Quando o madrilenho Hakimi marcou à Panenka o penálti que eliminou a Espanha e deu a passagem a Marrocos, logo ficou claro que um homem estaria à beira de ficar sem trabalho. A eliminação nos oitavos de final do Mundial, depois de um torneio em que la roja só venceu um jogo, ditaria o destino de Luis Enrique, selecionador desde 2018.
Dois dias depois da partida, a Federação espanhola anunciou, em comunicado, a decisão de iniciar um “novo projeto”, opção já transmitida ao treinador. A entidade presidida por Luis Rubiales agradeceu o trabalho do asturiano de 52 anos, que assim deixa o cargo após 47 jogos, 26 vitórias, 14 empates e sete derrotas.
No comando de Espanha, Luis Enrique teve como ponto alto a presença nas meias-finais do Euro 2020, no qual a equipa foi eliminada nos penáltis, contra a Itália. Na Liga das Nações que terminou em 2021, la roja também esteve em destaque, só perdendo na final contra a França.
Pouco depois de revelada a saída de Enrique, a Federação anunciou o sucessor. Trata-se de Luis de la Fuente, até agora selecionador sub-21. De 61 anos, o novo treinador está na estrutura das equipas nacionais desde 2013.
Ao comando dos sub-19, Luis de la Fuente venceu o Europeu de 2015, liderando uma geração com nomes como Rodri Hernández, Marco Asensio ou Dani Ceballos. Nos sub-21, conquistou o Euro de 2019, com protagonistas como Dani Olmo, Pablo Fornals, Mikel Oyarzabal ou Fabián Ruiz.
Luis Enrique sempre se destacou pela visão particular do cargo de selecionador, pelas ideias que colocou em prática no exercício do trabalho. O treinador deixou diversas vezes claro que, para ele, uma convocatória não era uma escala de mérito, que definiria os jogadores de maior rendimento numa certa altura, nem uma hierarquização dos 20 e poucos melhores futebolistas do país.
Para Luis Enrique, uma seleção assemelha-se mais a um clube, com uma ideia de jogo e homens escolhidos para, com a suas características, colocarem em prática essas intenções. Por isso nomes como Iago Aspas, várias vezes melhor marcador espanhol da La Liga nos últimos anos, ou Thiago Alcântara foram ficando de fora das contas do técnico.
Quando Espanha melhor jogou foi quando os princípios e mecanismos idealizados pelo asturiano se conjugaram com mais brilhantismo. Contra Portugal, no embate decisivo da Liga das Nações, viu-se essa aposta com êxito. No entanto, frente a Japão e Marrocos, o futebol da la roja foi inconsequente, pouco agressivo, mais perto da imagem de posse de bola passiva dada por Espanha no Mundial 2018 do que pelas intenções mais verticais de um treinador que, quando estava no Barcelona, foi criticado por não ser totalmente fiel ao estilo clássico dos catalães.

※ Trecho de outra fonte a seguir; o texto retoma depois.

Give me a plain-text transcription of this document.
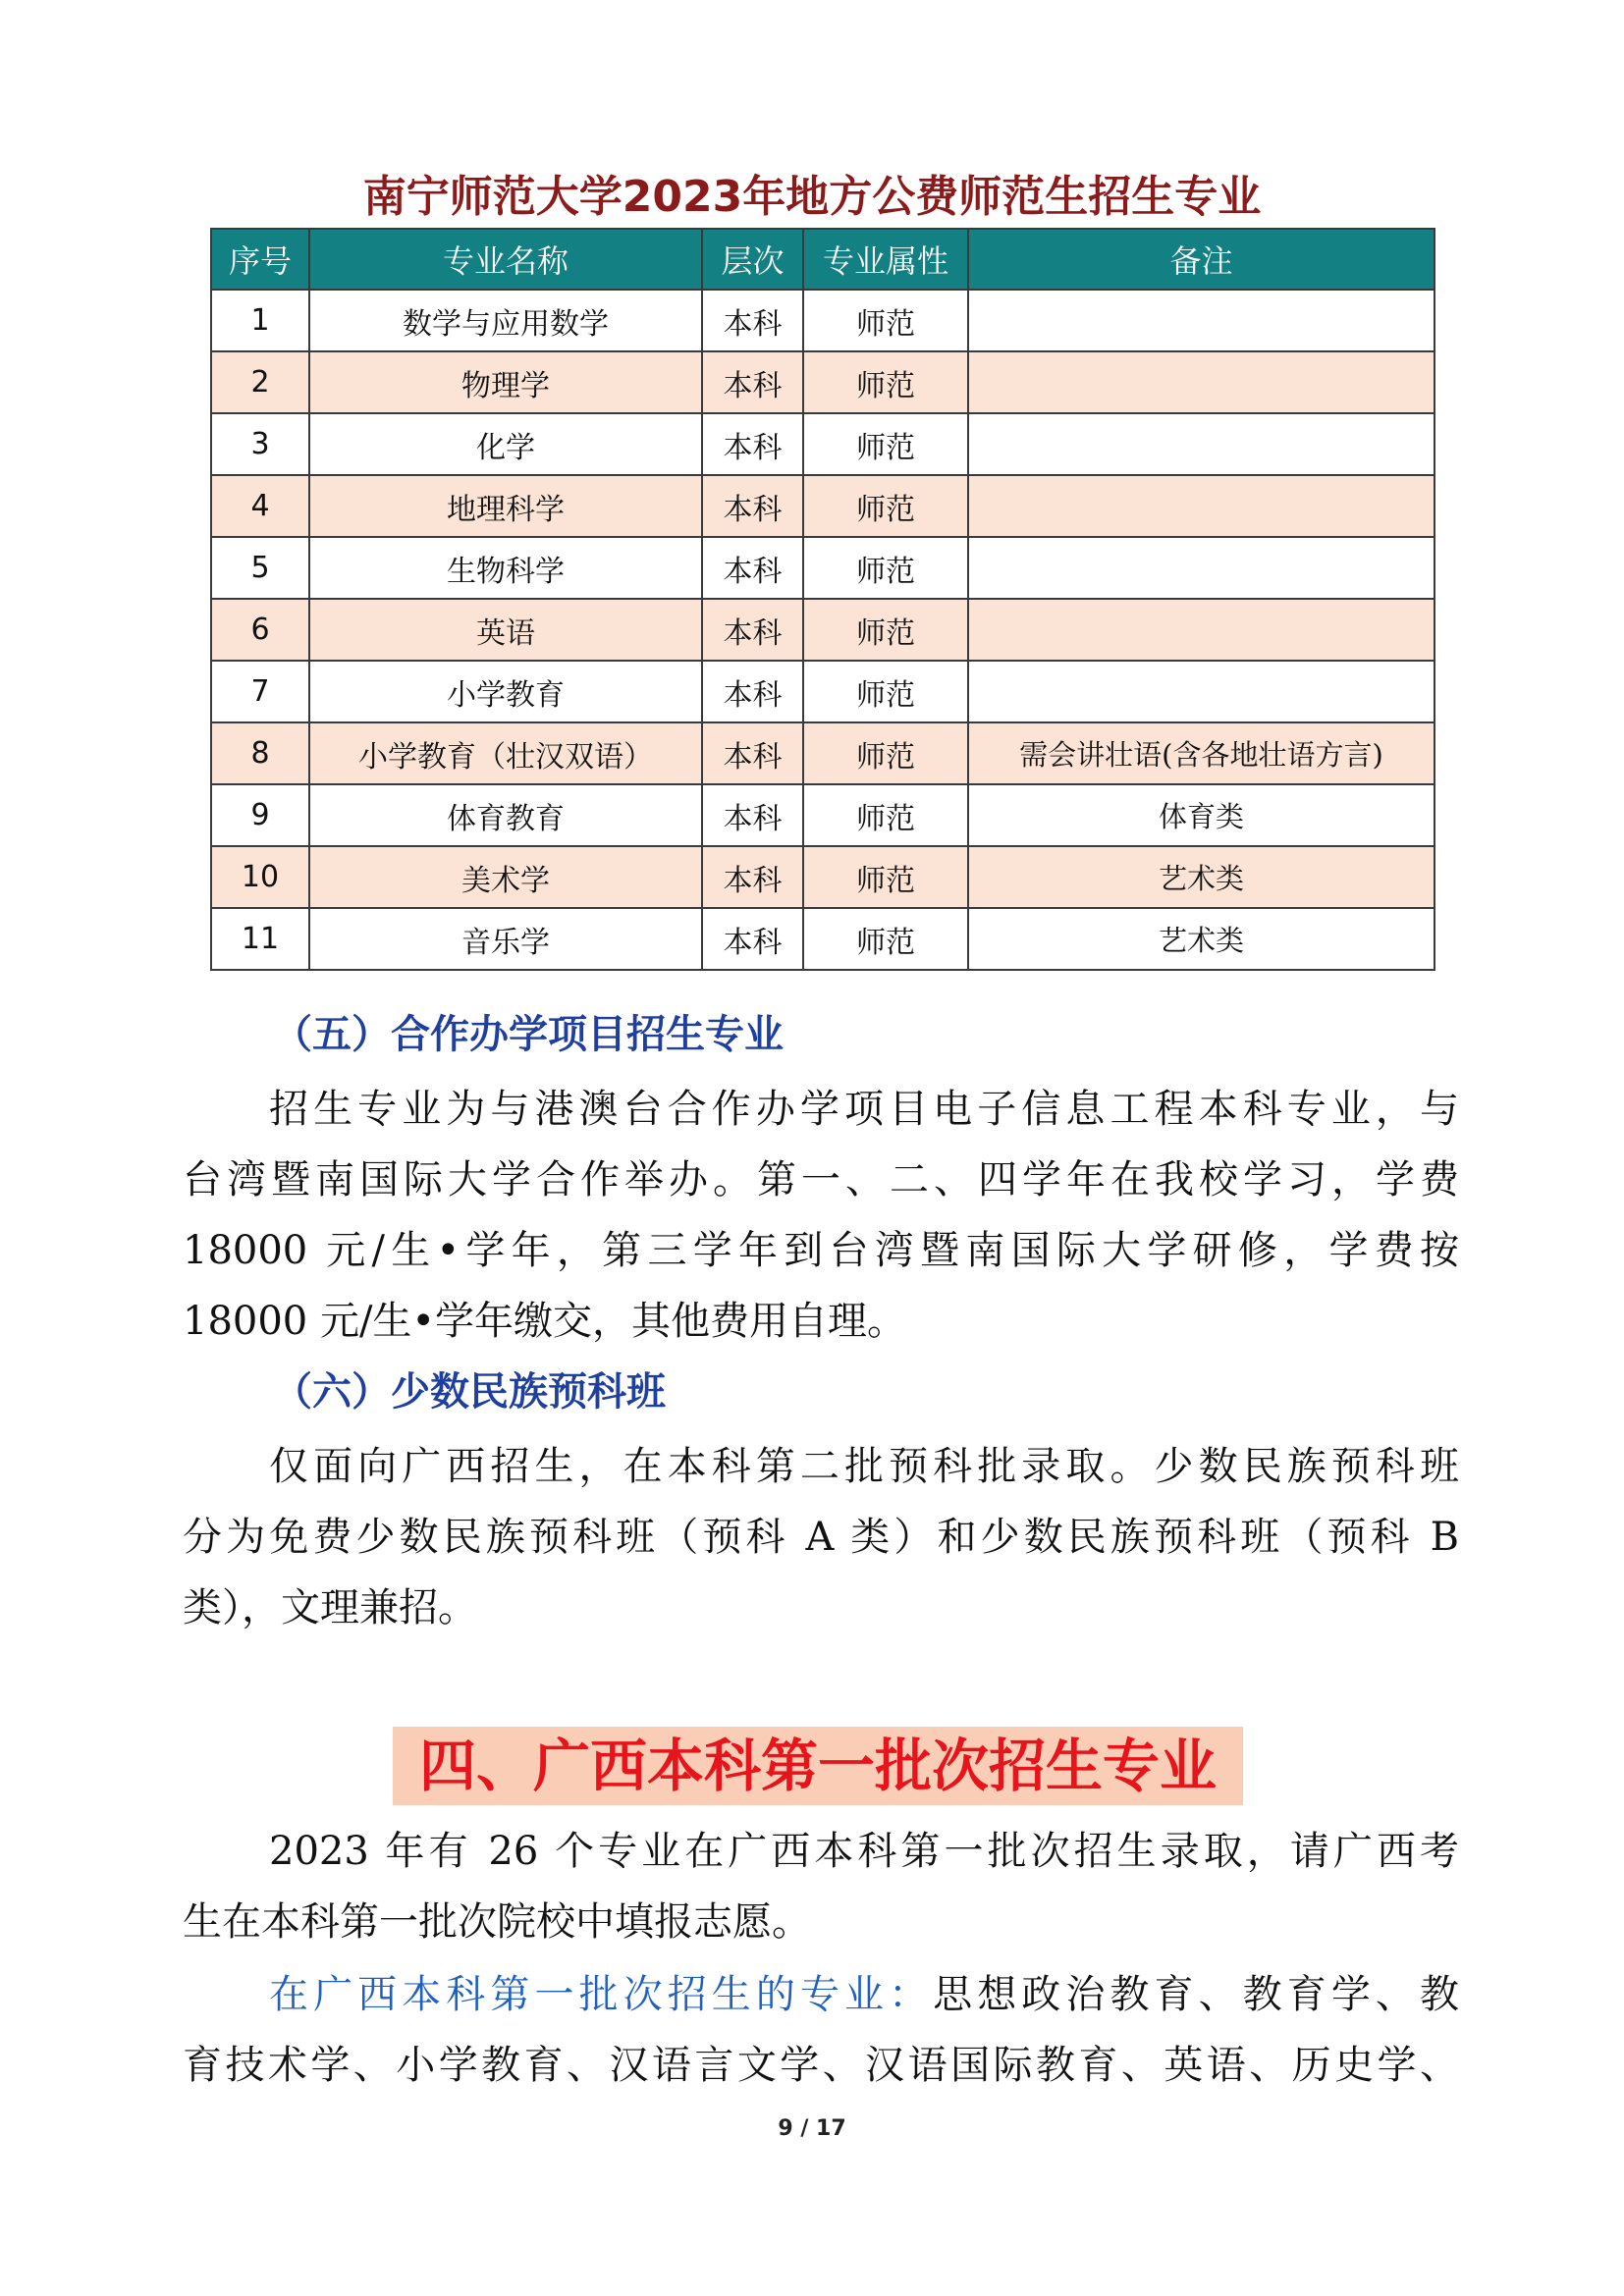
南宁师范大学2023年地方公费师范生招生专业
序号	专业名称	层次	专业属性	备注
1	数学与应用数学	本科	师范	
2	物理学	本科	师范	
3	化学	本科	师范	
4	地理科学	本科	师范	
5	生物科学	本科	师范	
6	英语	本科	师范	
7	小学教育	本科	师范	
8	小学教育（壮汉双语）	本科	师范	需会讲壮语(含各地壮语方言)
9	体育教育	本科	师范	体育类
10	美术学	本科	师范	艺术类
11	音乐学	本科	师范	艺术类
（五）合作办学项目招生专业
招生专业为与港澳台合作办学项目电子信息工程本科专业，与
台湾暨南国际大学合作举办。第一、二、四学年在我校学习，学费
18000 元/生•学年，第三学年到台湾暨南国际大学研修，学费按
18000 元/生•学年缴交，其他费用自理。
（六）少数民族预科班
仅面向广西招生，在本科第二批预科批录取。少数民族预科班
分为免费少数民族预科班（预科 A 类）和少数民族预科班（预科 B
类），文理兼招。
四、广西本科第一批次招生专业
2023 年有 26 个专业在广西本科第一批次招生录取，请广西考
生在本科第一批次院校中填报志愿。
在广西本科第一批次招生的专业：思想政治教育、教育学、教
育技术学、小学教育、汉语言文学、汉语国际教育、英语、历史学、
9 / 17
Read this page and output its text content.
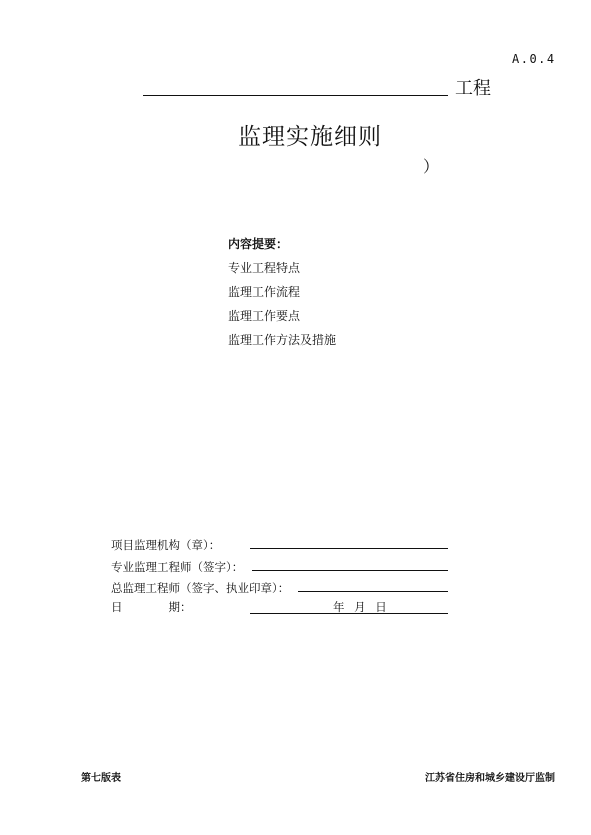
A.0.4
工程
监理实施细则
）
内容提要：
专业工程特点
监理工作流程
监理工作要点
监理工作方法及措施
项目监理机构（章）：
专业监理工程师（签字）：
总监理工程师（签字、执业印章）：
日　　　　期：	年 月 日
第七版表	江苏省住房和城乡建设厅监制
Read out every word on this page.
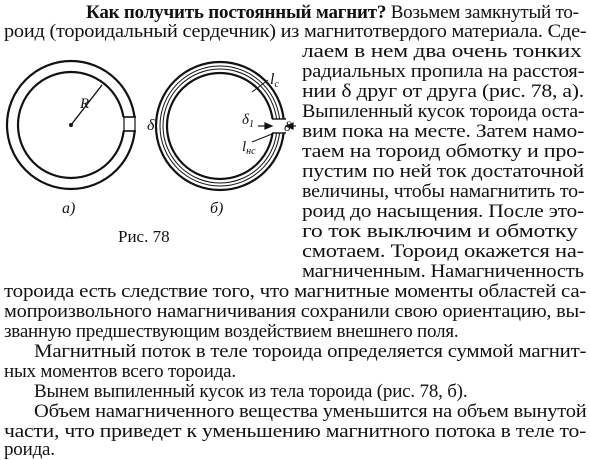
R
δ
lc
$\delta_1$ δ
$l_{нс}$
а)	б)
Рис. 78
Как получить постоянный магнит? Возьмем замкнутый то-
роид (тороидальный сердечник) из магнитотвердого материала. Сде-
лаем в нем два очень тонких
радиальных пропила на расстоя-
нии δ друг от друга (рис. 78, а).
Выпиленный кусок тороида оста-
вим пока на месте. Затем намо-
таем на тороид обмотку и про-
пустим по ней ток достаточной
величины, чтобы намагнитить то-
роид до насыщения. После это-
го ток выключим и обмотку
смотаем. Тороид окажется на-
магниченным. Намагниченность
тороида есть следствие того, что магнитные моменты областей са-
мопроизвольного намагничивания сохранили свою ориентацию, вы-
званную предшествующим воздействием внешнего поля.
Магнитный поток в теле тороида определяется суммой магнит-
ных моментов всего тороида.
Вынем выпиленный кусок из тела тороида (рис. 78, б).
Объем намагниченного вещества уменьшится на объем вынутой
части, что приведет к уменьшению магнитного потока в теле то-
роида.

James Williamson - AMA/Getty
Luis Enrique sai da seleção depois de anos marcados por uma relação muito conflituosa com a imprensa. Já desde os tempos de jogador que o asturiano não é propriamente amigo de alguns dos jornalistas mais influentes do país e, nos últimos quatro anos, essa crispação notou-se num cargo de grande desgaste.
O grande tema de debate à volta de Espanha no Mundial 2022 teve, aliás, Luis Enrique no centro do debate. Luis Enrique, ou Twitch Enrique, ou Luis Padrique, nomes em referência à aposta do treinador por transmissões em direto, de quase uma hora de duração, durante o estágio da seleção.
Com o objetivo de aproximar os adeptos do quotidiano da equipa, Luis Enrique conectava-se, através da plataforma Twitch, ao mundo, falando sobre opções táticas, respondendo a questões ou comentando questões extra-desportivas, como a quantidade de ovos que come ou as férias que passou com a família na Costa Rica. Mais um assunto que ajudou a polarizar as conversas em torno da figura do antigo internacional: os que aplaudiram a ideia e os que a criticaram, com argumentos como a perda de foco no Mundial ou o facto de as transmissões ocorreram ao mesmo tempo de partidas de potenciais rivais.
Terminado o Mundial, terminada a era Luis Enrique, terminadas as transmissões. Após novo Mundial desapontante — desde o triunfo em 2010, Espanha só ganhou um jogo em cada um dos três campeonatos seguintes —, la roja volta a ter de iniciar novo ciclo, perseguindo a glória que coroou a equipa entre 2008 e 2021.